24
MAI 15

Je t'ouvre ma maison

Pour retourner là-bas, en ces jardins dont tu as encore peur hélas d'être chassée, tu as aimé enfiler une robe de soie et de la couleur du sang après la vie. Avec une ceinture nouée nonchalamment dans le dos. Comme une invitation à te prendre, là, par la taille.
J'ai deviné que par-dessous, pour couvrir tes fesses et ta mangue, rien. 
Parce que c'est le week end, as-tu murmuré. Comme une évidence.
Et pourtant il faisait tellement frais au dehors. J'ai hésité à glisser ma main dans le creux de tes jambes, tout doucement, et ne serait-ce qu'un instant. J'ai hésité parce que ça te chamboule alors et au dedans. Et puis, après, ça risque de se terminer en expédition sous-marine, dis-tu.

On est parti dans ton auto-tamponneuse à moteur thermique.
J'ai aimé t'envisager et puis me perdre du côté passager de ton visage. On a traversé des terres enfin inhabitées. Et tu me racontais des histoires tristes de l'enfance. Tu avais oublié de brancher la clim pour aérer.

Une fois arrivés là, au beau milieu des champs de blé et de colza, à la lisière de la forêt, tu as préparé des pâtes fraîches avec de la coriandre à fleur de pot. On a déjeuné sous les nuages, devant la mare et les premiers nénuphars.
Les grenouilles faisaient l'amour et chantaient 
Vagabond ways de Marianne Faithfull. Les deux poules ont dansé un instant autour de nous. Un peu comme dans les booms, quand la lumière hache le mouvement, as-tu remarqué.

La pluie est venue tout doucement.
Et toi, tu es partie te glisser entre les draps, dans le lit sous le toit.
Viens, je t'ouvre ma maison, as-tu murmuré.

***

Des moments comme ça surgissent parfois sous mes doigts. C'est spleenétique ou érotique ces moments-là. Mais je préfère les cacher. Là où ça ne se voit pas trop. Parce que ça casse mon image, je me dis. Et puis parce qu'il y a des coachs qui aiment me suivre, sur mon blog ou en supervision, mais qui n'aiment pas ces écrits-là, vagabonds et sans censure.
D'ailleurs certains se désabonnent et quittent parfois la supervision : "Avec Eva et la psychanalyse, les barbares ou les flibustiers du lien, tu files vraiment un mauvais coton, André !", ils me lancent, le regard mauvais ou lubrique. Parce qu'il y a des photos du jardin d'Eden qui accompagnent aussi ces instants-là.

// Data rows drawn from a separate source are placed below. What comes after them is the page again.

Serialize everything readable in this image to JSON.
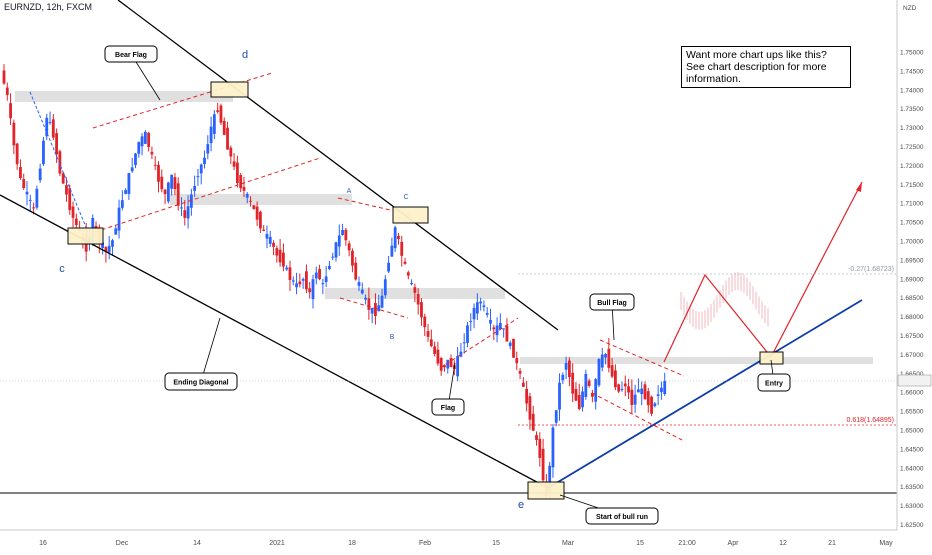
{
  "header": {
    "symbol": "EURNZD, 12h, FXCM"
  },
  "promo": {
    "line1": "Want more chart ups like this?",
    "line2": "See chart description for more",
    "line3": "information."
  },
  "colors": {
    "up": "#2962ff",
    "down": "#e1232a",
    "trend": "#000000",
    "support": "#0d3ea8",
    "projection": "#e1232a",
    "dashed_channel": "#e1232a",
    "zone": "#d8d8d8",
    "zone_box": "#fdf2c9"
  },
  "chart_data": {
    "type": "candlestick",
    "symbol": "EURNZD",
    "interval": "12h",
    "source": "FXCM",
    "currency": "NZD",
    "ylim": [
      1.62,
      1.757
    ],
    "y_ticks": [
      "1.75000",
      "1.74500",
      "1.74000",
      "1.73500",
      "1.73000",
      "1.72500",
      "1.72000",
      "1.71500",
      "1.71000",
      "1.70500",
      "1.70000",
      "1.69500",
      "1.69000",
      "1.68500",
      "1.68000",
      "1.67500",
      "1.67000",
      "1.66500",
      "1.66000",
      "1.65500",
      "1.65000",
      "1.64500",
      "1.64000",
      "1.63500",
      "1.63000",
      "1.62500"
    ],
    "x_ticks": [
      "16",
      "Dec",
      "14",
      "2021",
      "18",
      "Feb",
      "15",
      "Mar",
      "15",
      "21:00",
      "Apr",
      "12",
      "21",
      "May"
    ],
    "current_price": "1.66016",
    "fib_levels": [
      {
        "label": "-0.27(1.68723)",
        "value": 1.68723
      },
      {
        "label": "0.618(1.64895)",
        "value": 1.64895
      }
    ],
    "price_path": [
      1.745,
      1.738,
      1.725,
      1.716,
      1.712,
      1.708,
      1.72,
      1.733,
      1.728,
      1.718,
      1.712,
      1.706,
      1.702,
      1.698,
      1.705,
      1.7,
      1.697,
      1.7,
      1.708,
      1.714,
      1.72,
      1.726,
      1.728,
      1.722,
      1.716,
      1.712,
      1.717,
      1.71,
      1.706,
      1.712,
      1.718,
      1.722,
      1.73,
      1.735,
      1.728,
      1.722,
      1.716,
      1.713,
      1.71,
      1.706,
      1.702,
      1.7,
      1.696,
      1.694,
      1.69,
      1.688,
      1.69,
      1.686,
      1.692,
      1.688,
      1.694,
      1.699,
      1.703,
      1.697,
      1.69,
      1.686,
      1.682,
      1.681,
      1.685,
      1.695,
      1.703,
      1.696,
      1.69,
      1.686,
      1.68,
      1.674,
      1.67,
      1.666,
      1.668,
      1.666,
      1.671,
      1.677,
      1.682,
      1.684,
      1.68,
      1.676,
      1.678,
      1.674,
      1.67,
      1.664,
      1.657,
      1.65,
      1.643,
      1.632,
      1.65,
      1.662,
      1.668,
      1.66,
      1.656,
      1.664,
      1.658,
      1.668,
      1.67,
      1.664,
      1.66,
      1.662,
      1.657,
      1.661,
      1.659,
      1.655,
      1.66,
      1.662
    ],
    "annotations": [
      {
        "kind": "wave",
        "label": "d"
      },
      {
        "kind": "wave",
        "label": "c"
      },
      {
        "kind": "wave",
        "label": "e"
      },
      {
        "kind": "minor",
        "label": "A"
      },
      {
        "kind": "minor",
        "label": "B"
      },
      {
        "kind": "minor",
        "label": "C"
      },
      {
        "kind": "callout",
        "label": "Bear Flag"
      },
      {
        "kind": "callout",
        "label": "Ending Diagonal"
      },
      {
        "kind": "callout",
        "label": "Flag"
      },
      {
        "kind": "callout",
        "label": "Bull Flag"
      },
      {
        "kind": "callout",
        "label": "Entry"
      },
      {
        "kind": "callout",
        "label": "Start of bull run"
      }
    ],
    "legend": "none",
    "grid": false
  }
}
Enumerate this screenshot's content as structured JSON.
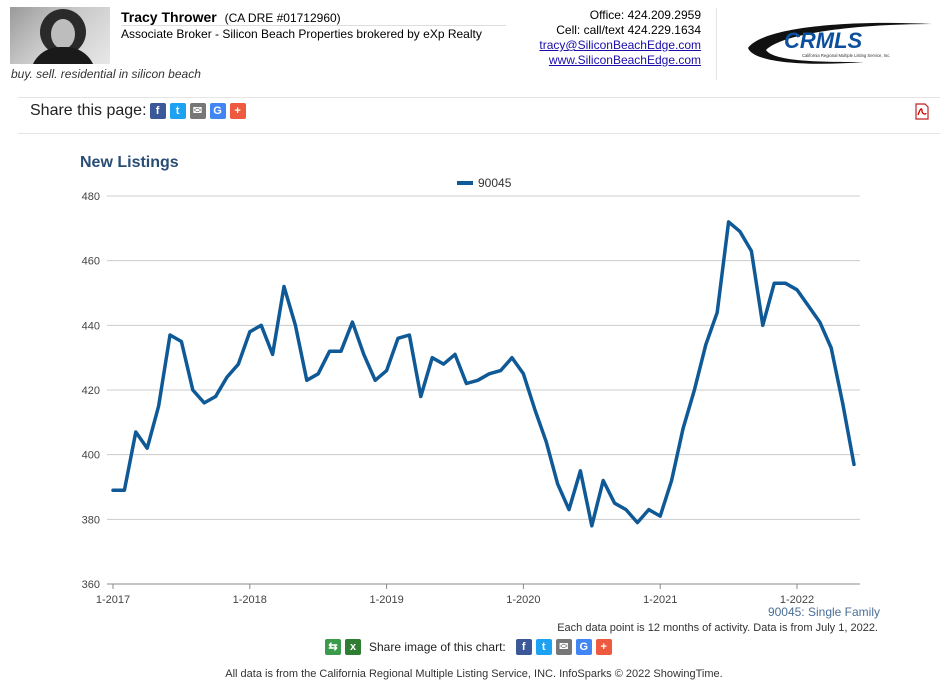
{
  "header": {
    "agent_name": "Tracy Thrower",
    "agent_dre": "(CA DRE #01712960)",
    "agent_title": "Associate Broker - Silicon Beach Properties brokered by eXp Realty",
    "tagline": "buy. sell. residential in silicon beach",
    "office": "Office: 424.209.2959",
    "cell": "Cell: call/text 424.229.1634",
    "email": "tracy@SiliconBeachEdge.com",
    "website": "www.SiliconBeachEdge.com",
    "logo_text": "CRMLS",
    "logo_subtext": "California Regional Multiple Listing Service, Inc."
  },
  "share": {
    "label": "Share this page:",
    "icons": [
      "facebook-icon",
      "twitter-icon",
      "email-icon",
      "google-icon",
      "plus-icon"
    ]
  },
  "colors": {
    "series": "#0f5a96",
    "title": "#2a4d75",
    "grid": "#cccccc"
  },
  "chart_data": {
    "type": "line",
    "title": "New Listings",
    "legend_position": "top-center",
    "grid": true,
    "ylim": [
      360,
      480
    ],
    "yticks": [
      360,
      380,
      400,
      420,
      440,
      460,
      480
    ],
    "xticks": [
      "1-2017",
      "1-2018",
      "1-2019",
      "1-2020",
      "1-2021",
      "1-2022"
    ],
    "x_start": "2017-01",
    "x_end": "2022-06",
    "series": [
      {
        "name": "90045",
        "values": [
          389,
          389,
          407,
          402,
          415,
          437,
          435,
          420,
          416,
          418,
          424,
          428,
          438,
          440,
          431,
          452,
          440,
          423,
          425,
          432,
          432,
          441,
          431,
          423,
          426,
          436,
          437,
          418,
          430,
          428,
          431,
          422,
          423,
          425,
          426,
          430,
          425,
          414,
          404,
          391,
          383,
          395,
          378,
          392,
          385,
          383,
          379,
          383,
          381,
          392,
          408,
          420,
          434,
          444,
          472,
          469,
          463,
          440,
          453,
          453,
          451,
          446,
          441,
          433,
          416,
          397
        ]
      }
    ],
    "series_caption": "90045: Single Family",
    "note": "Each data point is 12 months of activity. Data is from July 1, 2022."
  },
  "chart_share": {
    "label": "Share image of this chart:"
  },
  "footer": "All data is from the California Regional Multiple Listing Service, INC. InfoSparks © 2022 ShowingTime."
}
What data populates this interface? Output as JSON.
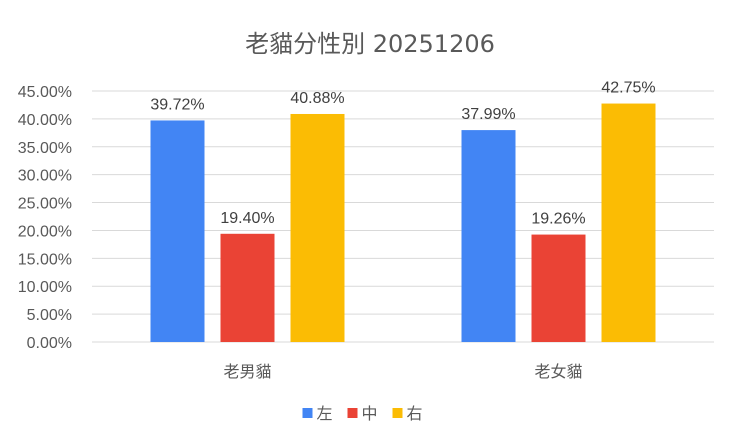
{
  "chart_data": {
    "type": "bar",
    "title": "老貓分性別 20251206",
    "categories": [
      "老男貓",
      "老女貓"
    ],
    "series": [
      {
        "name": "左",
        "color": "#4285f4",
        "values": [
          39.72,
          37.99
        ],
        "labels": [
          "39.72%",
          "37.99%"
        ]
      },
      {
        "name": "中",
        "color": "#ea4335",
        "values": [
          19.4,
          19.26
        ],
        "labels": [
          "19.40%",
          "19.26%"
        ]
      },
      {
        "name": "右",
        "color": "#fbbc04",
        "values": [
          40.88,
          42.75
        ],
        "labels": [
          "40.88%",
          "42.75%"
        ]
      }
    ],
    "ylim": [
      0,
      45
    ],
    "yticks": [
      "0.00%",
      "5.00%",
      "10.00%",
      "15.00%",
      "20.00%",
      "25.00%",
      "30.00%",
      "35.00%",
      "40.00%",
      "45.00%"
    ],
    "ytick_values": [
      0,
      5,
      10,
      15,
      20,
      25,
      30,
      35,
      40,
      45
    ],
    "grid": true,
    "legend_position": "bottom"
  }
}
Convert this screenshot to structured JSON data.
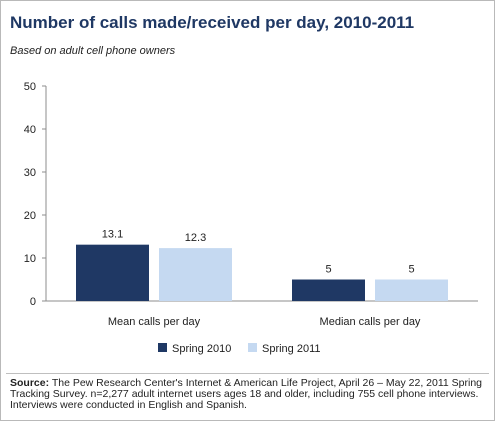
{
  "title": "Number of calls made/received per day, 2010-2011",
  "subtitle": "Based on adult cell phone owners",
  "source": {
    "label": "Source:",
    "text": "The Pew Research Center's Internet & American Life Project, April 26 – May 22, 2011 Spring Tracking Survey. n=2,277 adult internet users ages 18 and older, including 755 cell phone interviews. Interviews were conducted in English and Spanish."
  },
  "chart_data": {
    "type": "bar",
    "categories": [
      "Mean calls per day",
      "Median calls per day"
    ],
    "series": [
      {
        "name": "Spring 2010",
        "values": [
          13.1,
          5
        ],
        "labels": [
          "13.1",
          "5"
        ],
        "color": "#1f3864"
      },
      {
        "name": "Spring 2011",
        "values": [
          12.3,
          5
        ],
        "labels": [
          "12.3",
          "5"
        ],
        "color": "#c5d9f1"
      }
    ],
    "ylim": [
      0,
      50
    ],
    "yticks": [
      "0",
      "10",
      "20",
      "30",
      "40",
      "50"
    ],
    "legend_position": "bottom",
    "grid": false
  }
}
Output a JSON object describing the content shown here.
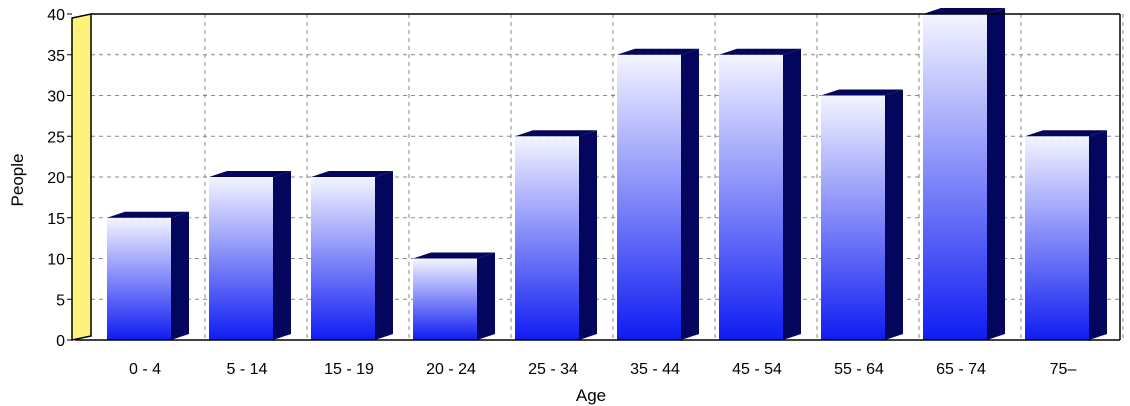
{
  "chart_data": {
    "type": "bar",
    "title": "",
    "xlabel": "Age",
    "ylabel": "People",
    "categories": [
      "0 - 4",
      "5 - 14",
      "15 - 19",
      "20 - 24",
      "25 - 34",
      "35 - 44",
      "45 - 54",
      "55 - 64",
      "65 - 74",
      "75–"
    ],
    "values": [
      15,
      20,
      20,
      10,
      25,
      35,
      35,
      30,
      40,
      25
    ],
    "ylim": [
      0,
      40
    ],
    "yticks": [
      0,
      5,
      10,
      15,
      20,
      25,
      30,
      35,
      40
    ],
    "grid": true,
    "legend": "none",
    "style": "3d-gradient-bars"
  },
  "colors": {
    "bar_top": "#f4f5ff",
    "bar_bottom": "#0f1cf2",
    "bar_side": "#04065e",
    "bar_cap": "#04065e",
    "grid": "#8a8a8a",
    "axis": "#000000",
    "wall": "#fff27a"
  }
}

Mais par les temps qui courent, de plus en plus de coachs, certifiés, tatoués, tirent le diable par la queue ; parce qu'il y a tout à la fois de plus en plus de coachs, certifiés, tatoués, et que les entreprises veulent se libérer et que la réforme de la formation chamboule tous ceux qui ont fait de la formation leur source de revenus, complémentaire ou principale. Alors certains se jettent sur "L'entreprise libérée" comme un nouveau filon. Mais ces coachs-là devront d'abord se libérer : apprendre à danser avec leurs fantasmes et leurs inhibitions, leur nature humaine. Sauvage et sensible au fond.

Pour me libérer moi aussi, j'ai le divan et plein de remue-mémoire. Timehop par exemple, c'est une petite appli qui chaque matin fouine et fourrage sur la toile et dans mon smartphone, et me remets alors sous le nez les moments que j'avais cachés les années d'avant. 
"Viens, je t'ouvre ma maison" est l'un de ces moments libres, étonnants. C'était il y a deux ans.